= Andre Filipe Desker =

Andre Filipe Desker (1826 – 9 March 1898), also known as Henry Filipe Desker, was one of the earliest butchers in Singapore and a prominent philanthropist.

==Early life==
Desker was born in Malacca to Filipe Desker and Miguelina Sekelches in 1826. He was of Eurasian descent. The surname Desker may be an anglicised form of Desquer or De Sequeira, chosen as Portuguese Eurasians were not allowed business opportunities in early 19th century Malacca.

==Career==
Desker came to Singapore in the 1840s and established Desker & Co., a butchery business on 1 June 1865. He was one of the earliest butchers on the island. It was advertised as "butchers intending to furnish residents with a regular supply of the best mutton." Situated in between Veerasamy Road and Norris Road in the 1860s, the slaughterhouse and butchery was the largest in Singapore. He owned several pens in which sheep from Australia were stored. He was "very successful" as a butcher. A correspondent with The Daily Advertiser wrote in December 1890 that his products were popular amongst those who preferred "quality to cheapness and inferiority."

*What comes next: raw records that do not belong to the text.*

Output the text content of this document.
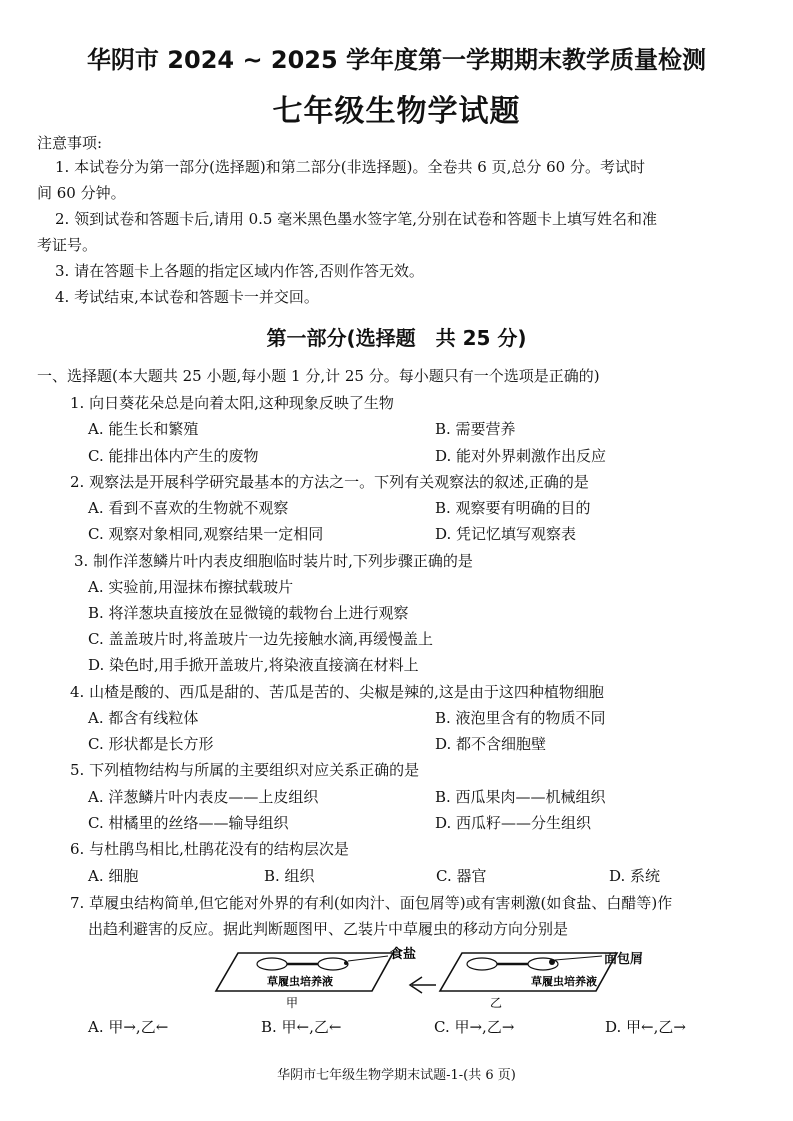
华阴市 2024 ~ 2025 学年度第一学期期末教学质量检测
七年级生物学试题
注意事项:
1. 本试卷分为第一部分(选择题)和第二部分(非选择题)。全卷共 6 页,总分 60 分。考试时
间 60 分钟。
2. 领到试卷和答题卡后,请用 0.5 毫米黑色墨水签字笔,分别在试卷和答题卡上填写姓名和准
考证号。
3. 请在答题卡上各题的指定区域内作答,否则作答无效。
4. 考试结束,本试卷和答题卡一并交回。
第一部分(选择题　共 25 分)
一、选择题(本大题共 25 小题,每小题 1 分,计 25 分。每小题只有一个选项是正确的)
1. 向日葵花朵总是向着太阳,这种现象反映了生物
A. 能生长和繁殖	B. 需要营养
C. 能排出体内产生的废物	D. 能对外界刺激作出反应
2. 观察法是开展科学研究最基本的方法之一。下列有关观察法的叙述,正确的是
A. 看到不喜欢的生物就不观察	B. 观察要有明确的目的
C. 观察对象相同,观察结果一定相同	D. 凭记忆填写观察表
3. 制作洋葱鳞片叶内表皮细胞临时装片时,下列步骤正确的是
A. 实验前,用湿抹布擦拭载玻片
B. 将洋葱块直接放在显微镜的载物台上进行观察
C. 盖盖玻片时,将盖玻片一边先接触水滴,再缓慢盖上
D. 染色时,用手掀开盖玻片,将染液直接滴在材料上
4. 山楂是酸的、西瓜是甜的、苦瓜是苦的、尖椒是辣的,这是由于这四种植物细胞
A. 都含有线粒体	B. 液泡里含有的物质不同
C. 形状都是长方形	D. 都不含细胞壁
5. 下列植物结构与所属的主要组织对应关系正确的是
A. 洋葱鳞片叶内表皮——上皮组织	B. 西瓜果肉——机械组织
C. 柑橘里的丝络——输导组织	D. 西瓜籽——分生组织
6. 与杜鹃鸟相比,杜鹃花没有的结构层次是
A. 细胞	B. 组织	C. 器官	D. 系统
7. 草履虫结构简单,但它能对外界的有利(如肉汁、面包屑等)或有害刺激(如食盐、白醋等)作
出趋利避害的反应。据此判断题图甲、乙装片中草履虫的移动方向分别是
食盐
草履虫培养液
甲
草履虫培养液
乙
面包屑
A. 甲→,乙←	B. 甲←,乙←	C. 甲→,乙→	D. 甲←,乙→
华阴市七年级生物学期末试题-1-(共 6 页)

Desker also owned five shophouses on Lembu Road, as well as the Desker's Plantation along Changi Road, which later became the Wing Loong Estate. He built six houses each on Queen Street and Waterloo Street in the 1880s.

==Personal life and death==
Desker married Esmerelda Bruyns in 1853 in Singapore. Together, they had 13 children, including Hermogenes, the chief clerk of the Tanjong Pagar Dock Company. He lived in the area surrounding present-day Desker Road, which was named for him. His estate stretched from Cuff Road to Sungei Road, while the building in which he lived was located on Jalan Besar and demolished before the Japanese Occupation of Singapore. He was the great-grandfather of prominent diplomat Barry Desker. Desker was also a "well-known" philanthropist, donating to local Catholic schools and churches. He died on 9 March 1898 at his residence on Serangoon Road after having fallen ill two months ago.